The basement was a haven of neatness and order after the cluttered chaos of the rest of the house. Harding was shown into an antiquely equipped but spotlessly clean kitchen, glimpsing a simply furnished lounge and bedroom through open doors along the way. He found himself wondering how old Hayley Winter was. A lot younger than he was, certainly, but maybe not as young as she looked. There was something bemusingly mature yet childlike about her, something weathered but vulnerable.

She poured the tea, in cups and saucers rather than the mugs he might have expected. As she moved to the fridge to fetch the milk, he noticed just how slightly built she was. He tried to stop actively searching his memory for a trace of her. The recollection would come to him eventually, he felt sure. They stood either side of a large, bare, scrubbed table, sipped their tea and looked at each other.

“It’s quite a scrum up there,” said Harding.

“I’m trying to keep out of the way.”

“Good idea.”

“We really have never met, you know.”

“Not even in… August 1999?”

“I wasn’t here then.”

“But the date struck some kind of a chord with you.”

“Only because that’s when the accident was.”

“What accident was that?”

“It’s only what I’ve heard. Barney’s never mentioned it to you?”

“Was Barney involved?”

“Oh yes. He was there. He was very much involved. According to Ray Trathen, that’s why he-” She broke off, frowning again, more suspiciously than before. “Barney hasn’t told you?”

“No. He hasn’t. Why don’t you?”

“I don’t know. I mean, it’s common knowledge. Pretty common, anyway. But…”

“I won’t tell anyone I heard about it from you, Hayley If you don’t want me to.”

“I don’t mind. Why should I?” She bridled at the implication, then looked slightly abashed. “Sorry, I didn’t mean to… You really don’t know?”

“Not a thing.”

“But you’re a friend of Barney’s?”

“Friend. Employee. Bit of both. But the employee part’s strictly freelance. I’m doing him a favour where the ring’s concerned, that’s all. My day job is garden maintenance. Barney’s one of my clients.”

“Has he ever explained to you why he left Cornwall?”

“People move to Monaco for one reason and one reason only. To dodge the taxman.”
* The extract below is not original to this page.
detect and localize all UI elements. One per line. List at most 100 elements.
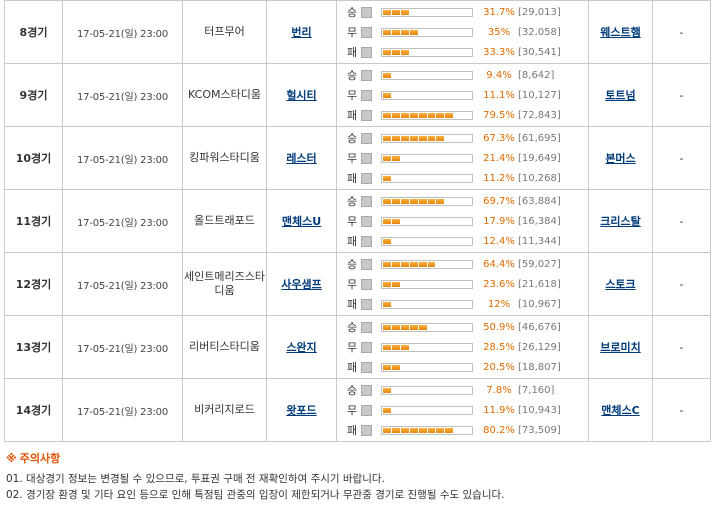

“I wouldn’t know about that. Gabriel reckoned he left because of the accident. And Ray Trathen will tell you the same.” She sat down at the table. Harding took the hint and sat down opposite her. “It’s none of my business, of course. None at all. It’s only what Gabriel said. It was a diving accident, off the Scillies, in August 1999.” Harding’s ears pricked up. The Scillies, in the summer of 1999, was where Barney had met Carol. “Barney was diving with a girl called Kerry Foxton. They were exploring a wreck. Anyway, there was some problem with Kerry’s oxygen supply. They got separated and she somehow became trapped underwater. By the time they’d found her and brought her to the surface, she’d stopped breathing. She was resuscitated, but had already suffered brain damage. She never recovered.”

“She died?”

“Some time later, yes. I don’t know the details. But a lot of people blamed Barney, apparently. He left for good not long after. Gabriel didn’t seem to think tax was the reason. Neither did anyone else. Officially, no one was blamed. But fingers were pointed. You know how it is. A tragedy like that has to be laid at someone’s door. And Barney was the more experienced diver. So…”

“Was Kerry Foxton from round here?”

“I’m not sure. Like I say, I don’t know the details. Ray Trathen’s the man to ask about that.”

“What makes him such an expert?”

“Well, he was-”

Hayley was cut off by the bleeping of Harding’s phone. Cursing himself for having left the thing switched on, he pulled it out of his pocket, spotted the caller’s number as Carol’s and switched it straight to voicemail. “Sorry. You were saying?”

“Just that Ray Trathen was on the boat they dived from.”

“He was?”

“I guess he didn’t drink so much then. And he was still working for Barney of course. Though not for much longer.”